A return to virtue....

I'm a little hesitant to pursue a society that exalts virtuousness because it's easy for that society to become sanctimonious and from there it's very easy to move to being judgmental. A trait that occasionally reveals itself in me and I try to keep in check. But heck, I'm only human. However, I believe democracy and civil society requires something more than pursuing one's interest above else. This is especially true now given humanity's ability, even regular people like ourselves, to have a disproportionate impact unconsciously.

My background is technical, though that's because I didn't have the courage in my youth to pursue a career in letters, and often your brain may lead you to places your heart does not. Another interest that developed in my later years was economics, books like Levitt and Dubner's Freakonomics showed how much economics can reveal about our every day lives, even unexpectedly. Behavioral economics may be showing more about how the mind works than psychology. So I often troll around some economics blogs. Today on the liberal economic blog Angry Bear there was a post where the left and right started converging on capitalism run amuck. Or at least the flavor of capitalism that runs rampant today. Here is an excerpt.

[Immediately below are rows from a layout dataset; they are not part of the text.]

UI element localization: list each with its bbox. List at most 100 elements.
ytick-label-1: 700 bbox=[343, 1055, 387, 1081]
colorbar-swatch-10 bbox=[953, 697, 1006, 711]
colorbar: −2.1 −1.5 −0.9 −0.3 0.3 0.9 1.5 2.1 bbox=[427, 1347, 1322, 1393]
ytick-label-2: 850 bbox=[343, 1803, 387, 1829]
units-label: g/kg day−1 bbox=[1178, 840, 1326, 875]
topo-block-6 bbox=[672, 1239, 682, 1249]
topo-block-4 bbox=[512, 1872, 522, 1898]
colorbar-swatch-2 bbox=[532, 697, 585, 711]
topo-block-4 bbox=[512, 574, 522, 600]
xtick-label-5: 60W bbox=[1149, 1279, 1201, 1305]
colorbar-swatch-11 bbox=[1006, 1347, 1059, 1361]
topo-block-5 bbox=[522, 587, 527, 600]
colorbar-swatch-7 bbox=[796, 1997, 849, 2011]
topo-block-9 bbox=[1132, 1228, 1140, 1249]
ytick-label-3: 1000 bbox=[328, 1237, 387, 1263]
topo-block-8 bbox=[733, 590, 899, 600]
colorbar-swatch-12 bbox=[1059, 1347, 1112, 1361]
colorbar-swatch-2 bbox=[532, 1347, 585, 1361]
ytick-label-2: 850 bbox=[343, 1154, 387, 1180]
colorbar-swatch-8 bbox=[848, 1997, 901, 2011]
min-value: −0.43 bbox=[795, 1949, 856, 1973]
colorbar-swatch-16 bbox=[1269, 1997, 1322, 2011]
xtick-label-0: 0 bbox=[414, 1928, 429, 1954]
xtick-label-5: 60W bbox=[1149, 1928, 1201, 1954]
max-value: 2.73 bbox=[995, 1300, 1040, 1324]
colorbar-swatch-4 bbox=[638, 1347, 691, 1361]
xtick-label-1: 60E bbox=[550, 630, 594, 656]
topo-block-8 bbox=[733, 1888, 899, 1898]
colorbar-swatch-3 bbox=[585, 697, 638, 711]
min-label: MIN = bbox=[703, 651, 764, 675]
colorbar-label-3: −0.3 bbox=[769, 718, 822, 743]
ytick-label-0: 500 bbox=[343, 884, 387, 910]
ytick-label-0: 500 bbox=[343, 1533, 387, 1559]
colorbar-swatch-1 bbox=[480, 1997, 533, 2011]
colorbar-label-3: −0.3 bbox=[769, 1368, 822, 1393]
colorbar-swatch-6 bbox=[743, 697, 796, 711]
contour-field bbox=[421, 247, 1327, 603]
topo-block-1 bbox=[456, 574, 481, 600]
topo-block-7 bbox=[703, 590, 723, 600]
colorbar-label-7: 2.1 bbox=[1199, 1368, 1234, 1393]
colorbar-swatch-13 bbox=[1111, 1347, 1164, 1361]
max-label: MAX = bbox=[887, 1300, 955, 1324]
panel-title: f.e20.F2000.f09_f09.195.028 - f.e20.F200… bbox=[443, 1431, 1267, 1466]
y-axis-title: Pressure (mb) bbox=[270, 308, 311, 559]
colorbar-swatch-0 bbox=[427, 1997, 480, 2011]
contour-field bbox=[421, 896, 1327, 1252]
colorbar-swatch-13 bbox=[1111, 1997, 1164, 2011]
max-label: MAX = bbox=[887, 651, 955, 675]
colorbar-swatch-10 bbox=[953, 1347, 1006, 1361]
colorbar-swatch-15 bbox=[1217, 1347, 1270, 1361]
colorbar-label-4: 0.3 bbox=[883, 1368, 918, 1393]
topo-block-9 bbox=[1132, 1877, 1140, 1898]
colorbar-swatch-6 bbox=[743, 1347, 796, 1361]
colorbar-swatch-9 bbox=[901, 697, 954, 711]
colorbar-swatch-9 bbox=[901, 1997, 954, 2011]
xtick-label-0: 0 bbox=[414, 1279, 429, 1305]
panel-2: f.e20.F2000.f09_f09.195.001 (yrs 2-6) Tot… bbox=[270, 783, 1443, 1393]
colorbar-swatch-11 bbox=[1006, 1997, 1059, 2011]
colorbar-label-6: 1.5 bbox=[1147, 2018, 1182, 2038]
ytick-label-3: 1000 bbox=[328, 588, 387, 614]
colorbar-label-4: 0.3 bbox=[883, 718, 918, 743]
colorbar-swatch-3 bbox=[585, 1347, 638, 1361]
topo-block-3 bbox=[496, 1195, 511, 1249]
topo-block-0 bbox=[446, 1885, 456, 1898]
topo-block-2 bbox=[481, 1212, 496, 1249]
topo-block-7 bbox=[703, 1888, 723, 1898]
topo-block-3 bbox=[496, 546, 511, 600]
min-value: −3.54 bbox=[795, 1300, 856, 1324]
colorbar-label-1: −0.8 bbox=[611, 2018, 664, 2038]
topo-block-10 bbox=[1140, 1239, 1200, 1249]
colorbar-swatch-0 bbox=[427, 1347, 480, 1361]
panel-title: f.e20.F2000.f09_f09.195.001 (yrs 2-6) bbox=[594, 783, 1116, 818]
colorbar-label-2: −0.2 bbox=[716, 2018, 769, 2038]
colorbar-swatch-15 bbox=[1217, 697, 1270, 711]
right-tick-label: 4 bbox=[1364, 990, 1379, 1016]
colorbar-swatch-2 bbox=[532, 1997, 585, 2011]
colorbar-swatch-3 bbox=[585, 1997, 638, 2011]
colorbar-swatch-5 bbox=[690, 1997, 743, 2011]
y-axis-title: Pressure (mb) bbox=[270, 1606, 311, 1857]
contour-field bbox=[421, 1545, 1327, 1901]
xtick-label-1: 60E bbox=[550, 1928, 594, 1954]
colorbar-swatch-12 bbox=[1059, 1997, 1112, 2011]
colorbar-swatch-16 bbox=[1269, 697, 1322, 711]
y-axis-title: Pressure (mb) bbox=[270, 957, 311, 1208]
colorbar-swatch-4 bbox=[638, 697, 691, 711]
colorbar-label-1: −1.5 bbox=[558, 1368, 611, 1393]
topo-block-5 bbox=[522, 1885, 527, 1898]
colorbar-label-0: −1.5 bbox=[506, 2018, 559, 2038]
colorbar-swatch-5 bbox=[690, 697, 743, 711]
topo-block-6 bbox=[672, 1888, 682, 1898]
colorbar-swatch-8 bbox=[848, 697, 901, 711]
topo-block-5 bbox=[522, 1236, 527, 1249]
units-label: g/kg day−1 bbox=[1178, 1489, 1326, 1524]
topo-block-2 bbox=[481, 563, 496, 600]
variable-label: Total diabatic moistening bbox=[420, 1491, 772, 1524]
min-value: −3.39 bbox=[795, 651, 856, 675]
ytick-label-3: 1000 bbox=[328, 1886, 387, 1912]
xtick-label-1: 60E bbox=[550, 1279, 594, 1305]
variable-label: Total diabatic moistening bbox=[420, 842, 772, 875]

Our consumerist economy depends on people's inability to discipline their consumption. The best consumer sees no reason why he shouldn't have what he wants, right now. The best consumer, in other words, exists in a perpetual state of childishness.

This reminds me of ancient Rome:

Democracy requires virtue. So does a healthy capitalism. A nation that cannot govern its own appetites will, in time, be unable to govern itself. An economy that divorces economic activity from the restraining virtues that make for good stewardship will implode.


I'm not sure capitalism requires virtue, nor democracy, but it does require empathy. I can tell you humanity does too. The lottery of life places one in different circumstances, and one cannot simply exist oblivious to the plight of other. If you see a child suffering on the road, you do not go on by. We know that much true. So with that simple case, imagine the situations of differing degrees that our shopping and living actions impact others. Perpetual youth means you forgo one of the benefits of experience of the ages and that is called wisdom.

1 Comments:

At 2:52 PM , Anonymous Anonymous said...

My background is technical as well. I stuck with it all the way to a master degree in engineering, largely because many people told me that I could or should not because of my being a girl and all. Hindsight, choosing a career to prove other people wrong wasn't exactly the right strategy :) Beside psychiatry and cultural studies, I have been quite interested in economic theories as well, though I can't say that I have devoted much time to it. People are beginning to question whether our current economic theories are fantasy theories, because they do not consider the finite supply of non-renewable raw materials and increasing cost associated with product disposal. In any case, I recently picked up Natural Capitalism by Paul Hawken & etc. It's true, I was late to the game since the book was published in 2000. But better late than never. It addresses many of the questions I have about our current economic assumptions.